Çünkü adaletsizliğin kölesi olmuş yaşamlar; kimine saltanatlar bahşetse de, çoğuna kucak açmıyordu çaresizliğinde...
Çünkü dünya tüm zenginliğiyle el uzatsa da kimilerine, işaret bile etmiyordu çoğunun yalnızlığına...
Dışarıda
virane kalmış insanlar, pejmürde bir çaresizliğe köle olmuş berduşlar;
kediler, köpekler ve de yarınını bilmeyen minik kuşlar...
İşte o yüzden isyan ettim tüm hıncıyla efkar dağıtan fırtınaya!.. Yüreklere tuzak kurmuş kuru soğuğa!..
Böylesi
günlerde ve rüzgarın kar(ı)a haber verdiği anlarda hep düşünürüm;
Gözlerimi mi kapatsam görmemek için, sırtımı mı dönsem çaresizliğe?..
Yoksa, boyun mu eğsem yaşamın girdabına?..
Yani ne desem sahibini arayan mahzun yalnızlığa?..
Ne desem pencere kıyısında, bir minik ekmeği bölüşmek için kanatlarıyla savaşan kuşlara?..
Ne desem; karanlıkta yolunu şaşırıp kehribara sığınmış minik karıncaya?..
İyisi mi yıldızlara teslim etsem yoksul geceyi!.. Olur ya, en azından yalnız kalmasın kabusa direnen rüya!..
Buhar sinmiş yürekler!..
Yaz bu sene uzun sürdü ya, kış belli ki pususunda mahsur kalmıştı!..
Ya da, acımasız yüzünü göstermek için kar doğrayan kılıçlarını
keskinletiyordu!..
O pusu ki, yuvasından fırlamış bir kar leoparının
hızıyla yaşamın en sıcak anlarına buz damlası gibi inmeyi düşlemiş
olmalıydı!..
Geçen hafta bir akşam üstü, paslı zincirden savrulan
özgürlük aşkına bir düdük öttürüyordu sanki rüzgar... Belli ki yolda
soğuk vardı, şehre eminim kar gelecekti!..
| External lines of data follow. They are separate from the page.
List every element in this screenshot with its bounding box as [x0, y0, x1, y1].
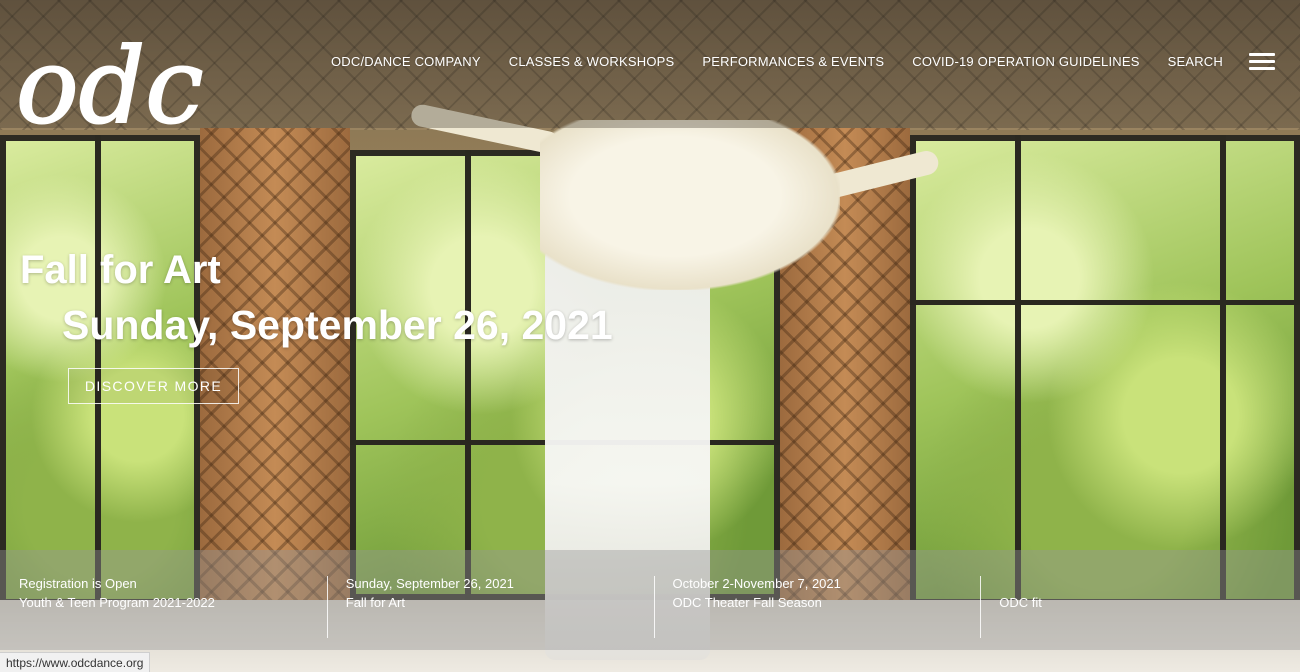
event-date: October 2-November 7, 2021 — [672, 576, 841, 591]
nav-item-covid-guidelines[interactable]: COVID-19 OPERATION GUIDELINES — [912, 54, 1139, 69]
window-frame — [910, 300, 1300, 305]
event-date — [999, 574, 1300, 593]
event-title: ODC fit — [999, 595, 1042, 610]
window-frame — [1220, 135, 1226, 605]
window-frame — [1015, 135, 1021, 605]
browser-status-url: https://www.odcdance.org — [0, 652, 151, 672]
event-title: ODC Theater Fall Season — [672, 595, 822, 610]
event-date: Sunday, September 26, 2021 — [345, 576, 514, 591]
event-title: Youth & Teen Program 2021-2022 — [19, 595, 215, 610]
event-item-fall-for-art[interactable]: Sunday, September 26, 2021 Fall for Art — [326, 550, 654, 650]
odc-logo[interactable]: odc — [15, 4, 226, 148]
hero-subtitle: Sunday, September 26, 2021 — [62, 302, 613, 348]
window-frame — [465, 150, 471, 600]
events-strip: Registration is Open Youth & Teen Progra… — [0, 550, 1300, 650]
event-item-youth-teen[interactable]: Registration is Open Youth & Teen Progra… — [0, 550, 327, 650]
window-right — [910, 135, 1300, 605]
discover-more-button[interactable]: DISCOVER MORE — [68, 368, 239, 404]
nav-item-search[interactable]: SEARCH — [1168, 54, 1223, 69]
site-header: odc ODC/DANCE COMPANY CLASSES & WORKSHOP… — [0, 0, 1300, 148]
menu-bar — [1249, 52, 1275, 56]
menu-bar — [1249, 66, 1275, 70]
svg-text:odc: odc — [16, 25, 203, 126]
hamburger-menu-icon[interactable] — [1249, 52, 1275, 70]
nav-item-classes-workshops[interactable]: CLASSES & WORKSHOPS — [509, 54, 675, 69]
event-date: Registration is Open — [19, 576, 137, 591]
dancer-lifted — [540, 120, 840, 290]
event-item-theater-fall-season[interactable]: October 2-November 7, 2021 ODC Theater F… — [653, 550, 981, 650]
hero-title: Fall for Art — [20, 248, 221, 292]
menu-bar — [1249, 59, 1275, 63]
event-item-odc-fit[interactable]: ODC fit — [980, 550, 1300, 650]
main-nav: ODC/DANCE COMPANY CLASSES & WORKSHOPS PE… — [331, 52, 1300, 70]
nav-item-performances-events[interactable]: PERFORMANCES & EVENTS — [702, 54, 884, 69]
odc-logo-icon: odc — [15, 24, 204, 148]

Ak düşmüş tül perdesini tam da indirirken gökyüzü, aşağıdaki dizeler de tıpkı kar taneleri gibi düşüverdi aklıma;
“Buhar sinmiş yüreğin ayna olsa da bakmam; kan olsam damarında, sen yaşa diye bir damla akmam...”
Sıcacık bir yürekten damıtılan sözcüklere şu masum soru yüzünden hapsoldum; Umut ısıtır mı acaba bedeni?..
Kar yağıyordu çünkü dışarıda ve yapraklar zemheri bir soğuğa isyan ederek sarsılıyordu...
Oysa
o kadar belliydi ki, kar tanelerinin cilveli ve patavatsız gelişi!..
Gökyüzünün renginden; pas vurmuş gecenin zifirisine kadar belliydi!..
Çünkü naz düşmüştü, soğuktan pembeleşmiş tenlerin mahcup yüzüne!.. Çünkü ahkam kesiyordu soğuktan kırıtan bulutlar!..
Sonra düşündüm de, rüzgar kesilse ay düşer mi acep gecenin sesine?.. Sevdalı bir uyku tutunurken garip geceye?..
Tenha köşedeki canan...
Geçen hafta kar yağdı İstanbul’a... Kartopu büyüklüğünde isyankar hüzünler, gökyüzünden toprağa usulce düşüverdi...
Yeşil
aniden rengini yitirdi, toprağın kahverengisi adeta pamuklara
gizlendi!.. Tıpkı, kar kadar köpüklere hapsolmuş sütlü kahveler gibi!..
Kar
var ya, kar?.. O gün, geceden sabaha kadar hiç durmadı... O beyaz
kristal buz parçacıkları; saçlardan savrulan nazlar gibi buse
konduruyordu toprağa...
Sıcak tene düşen öpücükler ihtimaldir ki, tenha köşelerde kan da veriyordu canana!..
Sonra gökyüzü, yürek titreten nazlarını savurmaktan yoruldu herhalde?.. Utangaç bir masume gibi aniden kapatıverdi kendini...
Kısa bir yağmur karla karışık düşünce toprağa; beyazın gizemi de, bir hayal gibi kaybolup gitti!..
Yani İstanbul beyaz teninden soyundu, gelinlik mahcubiyetindeki bir beyaz kısrak gibi!..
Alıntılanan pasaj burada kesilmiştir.